Таня разливала чай, совсем как ее мать в те давние времена в Казани. Они предавались воспоминаниям, шутили, а на сердце было тревожно от сумятицы каких-то новых чувств, сложных и противоречивых...
Саня рассказывал, как тяжело последнее время в университете.
-- Попечитель наш -- человек, бессмысленнее которого во всей России не сыщешь. Все носится с сумасбродной идеей создать в столице настоящий "христианский университет". Силится распространить суровые принципы христианства и на такие абстрактные науки, как математика. Ты представляешь, ему хочется, к примеру, чтоб я трактовал в своих лекциях треугольник как символ троицы. Лучших профессоров из университета изгоняют. Русским не дают хода, на всех кафедрах засилье немцев.
-- По нынешним временам Саня не к масти козырь,-- сказала Таня.-- Ты же его знаешь! Ему всегда было ненавистно искательство, и он по-прежнему с юношеским пылом готов защищать справедливость.
-- Ну как же! Ты, друже, всегда был чересчур горяч и, прости, немного простодушен,-- сказал Иакинф,-- всегда лез на рожон...
-- Он и сейчас не изменился,-- вставила Таня.-- Да вот только справедливость-то вышла из моды. Но Саня верен себе, он считает, что есть нечто, моде неподвластное. И прежде всего -- порядочность.

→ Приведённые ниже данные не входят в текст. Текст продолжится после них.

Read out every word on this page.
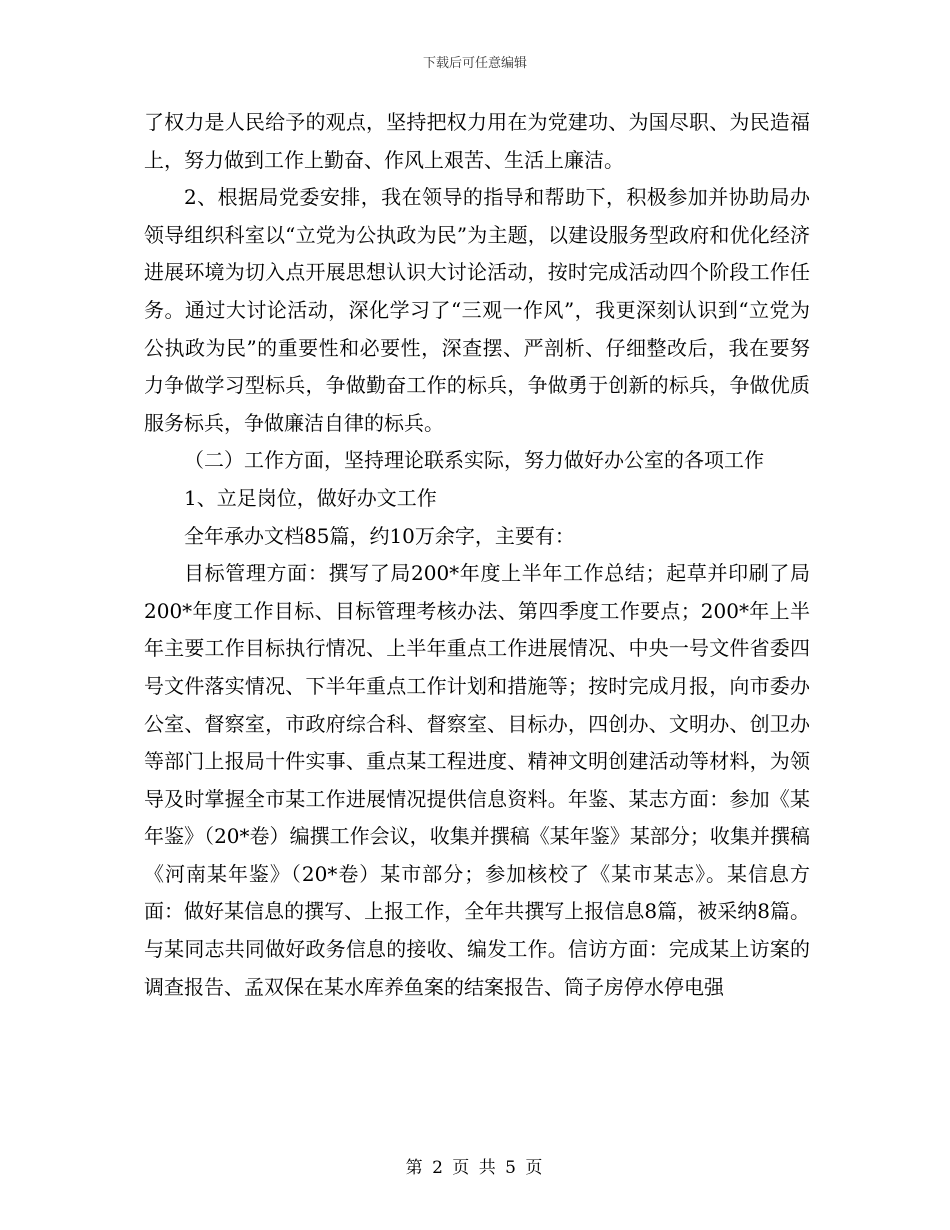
下载后可任意编辑

了权力是人民给予的观点，坚持把权力用在为党建功、为国尽职、为民造福上，努力做到工作上勤奋、作风上艰苦、生活上廉洁。

2、根据局党委安排，我在领导的指导和帮助下，积极参加并协助局办领导组织科室以“立党为公执政为民”为主题，以建设服务型政府和优化经济进展环境为切入点开展思想认识大讨论活动，按时完成活动四个阶段工作任务。通过大讨论活动，深化学习了“三观一作风”，我更深刻认识到“立党为公执政为民”的重要性和必要性，深查摆、严剖析、仔细整改后，我在要努力争做学习型标兵，争做勤奋工作的标兵，争做勇于创新的标兵，争做优质服务标兵，争做廉洁自律的标兵。

（二）工作方面，坚持理论联系实际，努力做好办公室的各项工作

1、立足岗位，做好办文工作

全年承办文档85篇，约10万余字，主要有：

目标管理方面：撰写了局200*年度上半年工作总结；起草并印刷了局200*年度工作目标、目标管理考核办法、第四季度工作要点；200*年上半年主要工作目标执行情况、上半年重点工作进展情况、中央一号文件省委四号文件落实情况、下半年重点工作计划和措施等；按时完成月报，向市委办公室、督察室，市政府综合科、督察室、目标办，四创办、文明办、创卫办等部门上报局十件实事、重点某工程进度、精神文明创建活动等材料，为领导及时掌握全市某工作进展情况提供信息资料。年鉴、某志方面：参加《某年鉴》（20*卷）编撰工作会议，收集并撰稿《某年鉴》某部分；收集并撰稿《河南某年鉴》（20*卷）某市部分；参加核校了《某市某志》。某信息方面：做好某信息的撰写、上报工作，全年共撰写上报信息8篇，被采纳8篇。与某同志共同做好政务信息的接收、编发工作。信访方面：完成某上访案的调查报告、孟双保在某水库养鱼案的结案报告、筒子房停水停电强

第 2 页 共 5 页
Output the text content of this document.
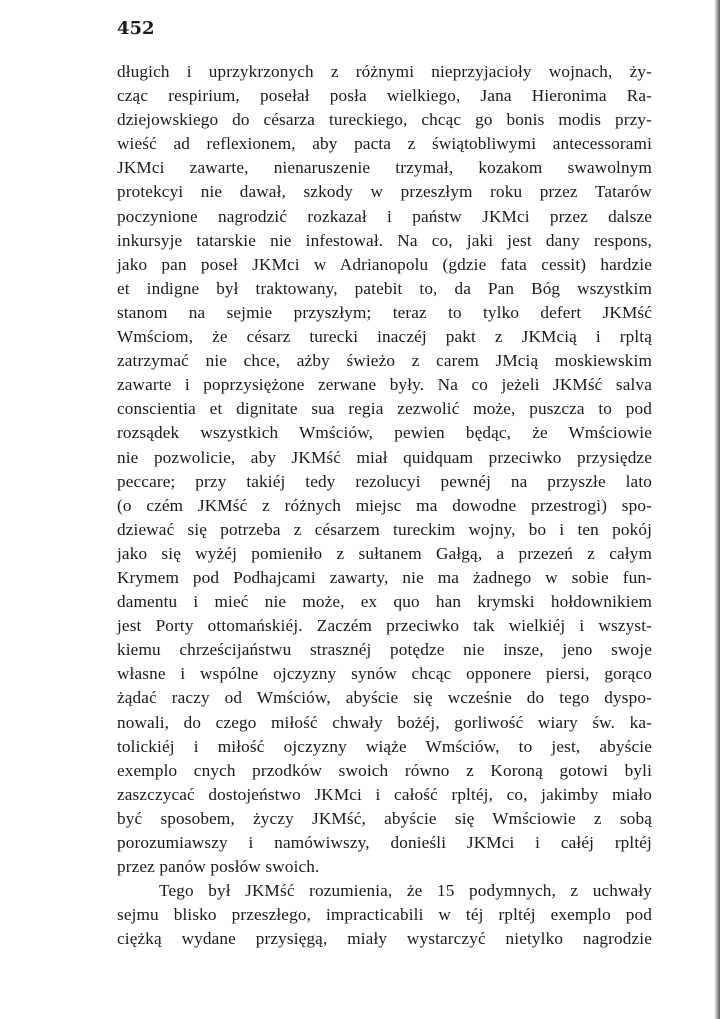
452
długich i uprzykrzonych z różnymi nieprzyjacioły wojnach, ży-
cząc respirium, posełał posła wielkiego, Jana Hieronima Ra-
dziejowskiego do césarza tureckiego, chcąc go bonis modis przy-
wieść ad reflexionem, aby pacta z świątobliwymi antecessorami
JKMci zawarte, nienaruszenie trzymał, kozakom swawolnym
protekcyi nie dawał, szkody w przeszłym roku przez Tatarów
poczynione nagrodzić rozkazał i państw JKMci przez dalsze
inkursyje tatarskie nie infestował. Na co, jaki jest dany respons,
jako pan poseł JKMci w Adrianopolu (gdzie fata cessit) hardzie
et indigne był traktowany, patebit to, da Pan Bóg wszystkim
stanom na sejmie przyszłym; teraz to tylko defert JKMść
Wmściom, że césarz turecki inaczéj pakt z JKMcią i rpltą
zatrzymać nie chce, ażby świeżo z carem JMcią moskiewskim
zawarte i poprzysiężone zerwane były. Na co jeżeli JKMść salva
conscientia et dignitate sua regia zezwolić może, puszcza to pod
rozsądek wszystkich Wmściów, pewien będąc, że Wmściowie
nie pozwolicie, aby JKMść miał quidquam przeciwko przysiędze
peccare; przy takiéj tedy rezolucyi pewnéj na przyszłe lato
(o czém JKMść z różnych miejsc ma dowodne przestrogi) spo-
dziewać się potrzeba z césarzem tureckim wojny, bo i ten pokój
jako się wyżéj pomieniło z sułtanem Gałgą, a przezeń z całym
Krymem pod Podhajcami zawarty, nie ma żadnego w sobie fun-
damentu i mieć nie może, ex quo han krymski hołdownikiem
jest Porty ottomańskiéj. Zaczém przeciwko tak wielkiéj i wszyst-
kiemu chrześcijaństwu strasznéj potędze nie insze, jeno swoje
własne i wspólne ojczyzny synów chcąc opponere piersi, gorąco
żądać raczy od Wmściów, abyście się wcześnie do tego dyspo-
nowali, do czego miłość chwały bożéj, gorliwość wiary św. ka-
tolickiéj i miłość ojczyzny wiąże Wmściów, to jest, abyście
exemplo cnych przodków swoich równo z Koroną gotowi byli
zaszczycać dostojeństwo JKMci i całość rpltéj, co, jakimby miało
być sposobem, życzy JKMść, abyście się Wmściowie z sobą
porozumiawszy i namówiwszy, donieśli JKMci i całéj rpltéj
przez panów posłów swoich.
Tego był JKMść rozumienia, że 15 podymnych, z uchwały
sejmu blisko przeszłego, impracticabili w téj rpltéj exemplo pod
ciężką wydane przysięgą, miały wystarczyć nietylko nagrodzie
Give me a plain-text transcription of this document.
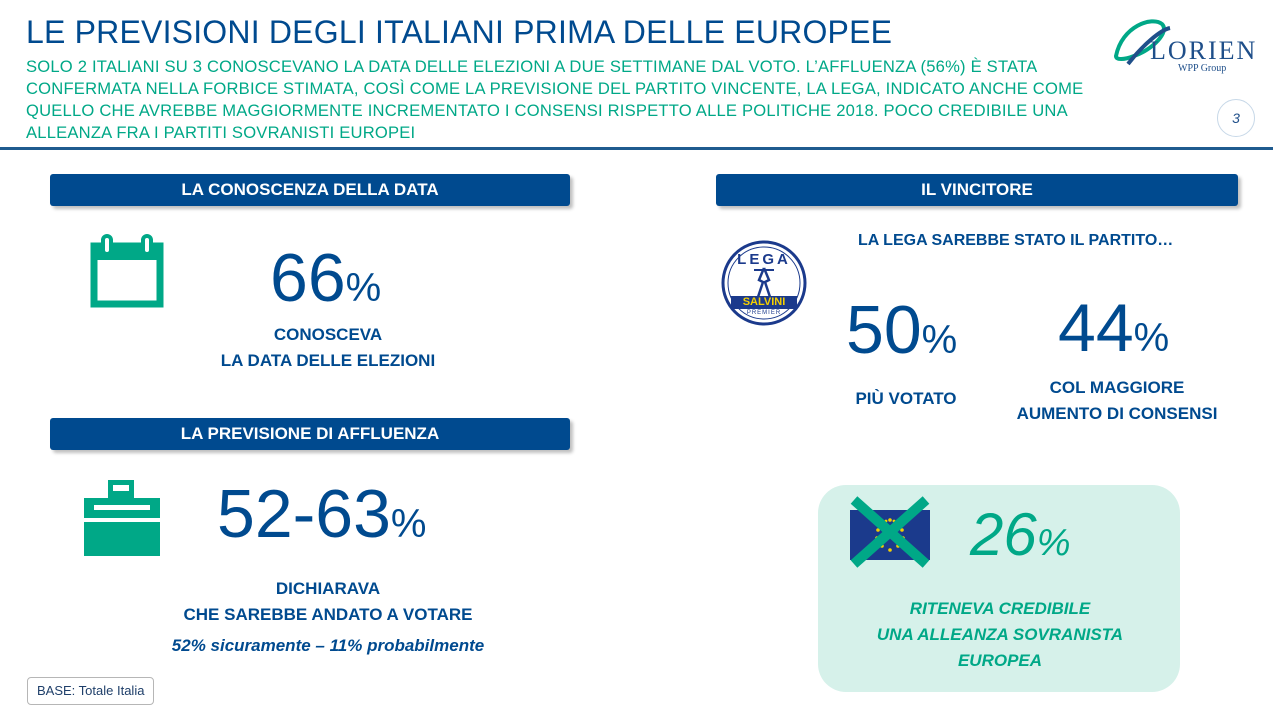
LE PREVISIONI DEGLI ITALIANI PRIMA DELLE EUROPEE
SOLO 2 ITALIANI SU 3 CONOSCEVANO LA DATA DELLE ELEZIONI A DUE SETTIMANE DAL VOTO. L’AFFLUENZA (56%) È STATA CONFERMATA NELLA FORBICE STIMATA, COSÌ COME LA PREVISIONE DEL PARTITO VINCENTE, LA LEGA, INDICATO ANCHE COME QUELLO CHE AVREBBE MAGGIORMENTE INCREMENTATO I CONSENSI RISPETTO ALLE POLITICHE 2018. POCO CREDIBILE UNA ALLEANZA FRA I PARTITI SOVRANISTI EUROPEI
LORIEN
WPP Group
3
LA CONOSCENZA DELLA DATA
66%
CONOSCEVA
LA DATA DELLE ELEZIONI
LA PREVISIONE DI AFFLUENZA
52-63%
DICHIARAVA
CHE SAREBBE ANDATO A VOTARE
52% sicuramente – 11% probabilmente
IL VINCITORE
LA LEGA SAREBBE STATO IL PARTITO…
LEGA
SALVINI
PREMIER 50%
PIÙ VOTATO
44%
COL MAGGIORE
AUMENTO DI CONSENSI
26%
RITENEVA CREDIBILE
UNA ALLEANZA SOVRANISTA
EUROPEA
BASE: Totale Italia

Саня со смущенной улыбкой признался, что никак не может ужиться ни со своими коллегами, ни с начальством.
-- Пожил бы ты в лавре, средь лаврских благочестивых иноков! -- сказал Иакинф.-- Святоша на святоше. И все одинакие, будто размножили на литографском камне в синодальной типографии. Тебя-то как-никак окружают ученые.
-- Это только звучит так -- профессора, ученые! А по большей-то части, это всё такие обскуранты и по уши погрязли в искательствах. А что до начальства, так ему место скорее в казарме, нежели в университете. Вот и выходит, людей кругом много, а оглянешься -- пустыня.
Иакинф принялся над ним подтрунивать.
-- Могу тебе, Саня, один совет дать. Секрет ладить с людьми прост,-- сказал Иакинф с хитроватой улыбкой.-- Говори с ними не про то, что тебя занимает, а про то, что их занять может, что их душеньке любо. И враз прослывешь человеком умным и обходительным
-- Будто ты сам таков! -- усмехнулась Таня.-- Вы же оба никогда не могли покривить душой. О Сане уж и говорить нечего. Да разве может он слицемерить хоть в малом, прикинуться заинтересованным, когда равнодушен, сказать человеку слово похвалы, ежели считает, что тот его не заслуживает. У него всегда что на уме, то и на языке. Впрочем, это-то мне в нем и мило,-- сказала Таня, помолчав, и ласково поглядела на мужа.-- Отношений с людьми это, конечно, не улучшит, но душу от ржавчины убережет.
-- А я уж решил, что ты мне, как старому другу, пожаловаться на мужа надумала,-- засмеялся Иакинф.-- А что до начальства, тут самое главное -- на свою холку не давать охулки. Ежели ты, говоря с начальником, позволишь ему хоть раз поднять голос, пиши пропало. Но зато, ежели при первом же его грубом слове сам на него голос возвысишь, считай -- дело в шляпе. Вот увидишь, беспременно испугается и уступит. Право слово, уступит, потому как решит: ты человек с характером и задевать тебя рискованно. Поверь, друже, это многократно проверено и испытано.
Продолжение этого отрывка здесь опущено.